RIKARD SJÖBLOM’S GUNGFLY
One of Big Big Train’s drivers reverts to day job.
Sweden’s Rikard Sjöblom certainly has impeccable prog heritage. His band Beardfish bestrode the 21st century with eight albums of increasing individuality, while in recent years his work – both live and in the studio – with Big Big Train has brought both consolidation and expansion to their already epic sound. His Gungfly (a Swedish word meaning “insecure ground”) project began back in 2009, and last year’s On Her Journey To The Sun album showed him moving tentatively away from the Beardfish template, dipping into Frank Zappa weirdness, jazz and even spoken word.
POSSESSES AN IDENTITY BOTH REASSURING AND REVIVING.
It’d be fibbing to declare that Friendship pushes out further, for it is at root a very rock album, its bones firmly based in guitar surges, its bloodstream heavy with grungy but clean chords. Yet, pleasingly, throughout its grandiose journey, you’re never able to take what might happen in the next minute for granted. The 14-minute title track exemplifies Sjöblom’s desire to reach for the epic, as it burns a trail across a beefy rock platform, digressing into curious keyboard splashes, staccato piano stabs, a dubby symphonic section which feels like a cousin to Gainsbourg’s Histoire De Melody Nelson, a Gilmour-esque stretch of Floyd-ish axe heroics, jagged theatrics which evoke 10cc and an ivory-tickling finale which whispers of Wakeman. Yes, that’s all in one number. Another long’un, If You Fall, Part 2, isn’t quite as ambitious, though that’s a high bar: it still mixes in rhythmic switches which conjure up Rush (frenetic) and Camel (languid).

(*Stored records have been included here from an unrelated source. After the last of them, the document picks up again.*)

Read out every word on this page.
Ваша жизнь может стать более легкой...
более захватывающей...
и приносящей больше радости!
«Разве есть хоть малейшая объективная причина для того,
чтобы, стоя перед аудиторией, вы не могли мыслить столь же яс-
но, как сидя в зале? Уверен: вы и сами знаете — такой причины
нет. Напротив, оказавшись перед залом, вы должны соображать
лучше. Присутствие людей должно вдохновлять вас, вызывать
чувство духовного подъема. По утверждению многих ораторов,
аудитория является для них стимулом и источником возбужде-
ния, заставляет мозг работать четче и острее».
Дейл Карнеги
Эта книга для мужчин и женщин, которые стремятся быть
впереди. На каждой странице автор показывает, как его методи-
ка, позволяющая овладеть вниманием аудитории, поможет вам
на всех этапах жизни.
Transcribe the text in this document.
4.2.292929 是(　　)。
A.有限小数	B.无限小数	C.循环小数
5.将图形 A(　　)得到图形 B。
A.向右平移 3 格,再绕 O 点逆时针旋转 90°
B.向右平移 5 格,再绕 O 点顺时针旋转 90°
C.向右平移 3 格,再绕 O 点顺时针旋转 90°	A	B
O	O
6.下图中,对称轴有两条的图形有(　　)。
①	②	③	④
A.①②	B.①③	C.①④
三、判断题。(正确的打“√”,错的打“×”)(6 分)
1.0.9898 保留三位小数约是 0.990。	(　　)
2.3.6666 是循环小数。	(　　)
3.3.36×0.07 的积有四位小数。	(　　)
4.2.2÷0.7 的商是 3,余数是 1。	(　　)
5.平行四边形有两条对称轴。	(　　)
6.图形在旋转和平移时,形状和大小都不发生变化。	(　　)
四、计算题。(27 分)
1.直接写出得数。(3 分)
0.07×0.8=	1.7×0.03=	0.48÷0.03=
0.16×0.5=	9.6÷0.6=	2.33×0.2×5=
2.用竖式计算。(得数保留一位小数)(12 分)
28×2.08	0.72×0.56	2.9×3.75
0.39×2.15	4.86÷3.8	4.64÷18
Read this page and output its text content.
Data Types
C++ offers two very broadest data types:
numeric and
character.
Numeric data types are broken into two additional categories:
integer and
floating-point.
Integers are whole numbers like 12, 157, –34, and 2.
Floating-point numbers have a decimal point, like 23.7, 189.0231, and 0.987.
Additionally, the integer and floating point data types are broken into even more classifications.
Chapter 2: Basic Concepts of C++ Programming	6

It’s a given that Sjöblom’s a sensational musician (vocals, guitar, bass, keyboards), and the drumming of Petter Diamant and interjections of guitarist David Zackrisson and bassist Rasmus Diamant are diamond-sharp. If there’s a weakness, it’s Sjöblom’s voice, his Achilles’ heel. It lacks texture, lapsing into the reedy at times. This doesn’t dilute the album’s range and robustness, but your ears almost subconsciously twitch for a timbre more warm and welcoming.
That would only enhance the charm of his themes, whereby he delves into childhood memories of friendships which form when young, then peter out as maturity and reality kick in. A Treehouse In A Glade (like the title track) explores this, as Sjöblom seems still mystified by life’s ups and downs. His innocent yearning for the idealism of kids is disarming. He returns again, in his mind, to that treehouse, as the album concludes. Meanwhile the twists and turns of his music remain compelling, and for all the aforementioned comparisons, possess an identity both reassuring and revivifying. On this insecure ground, you’re in safe hands.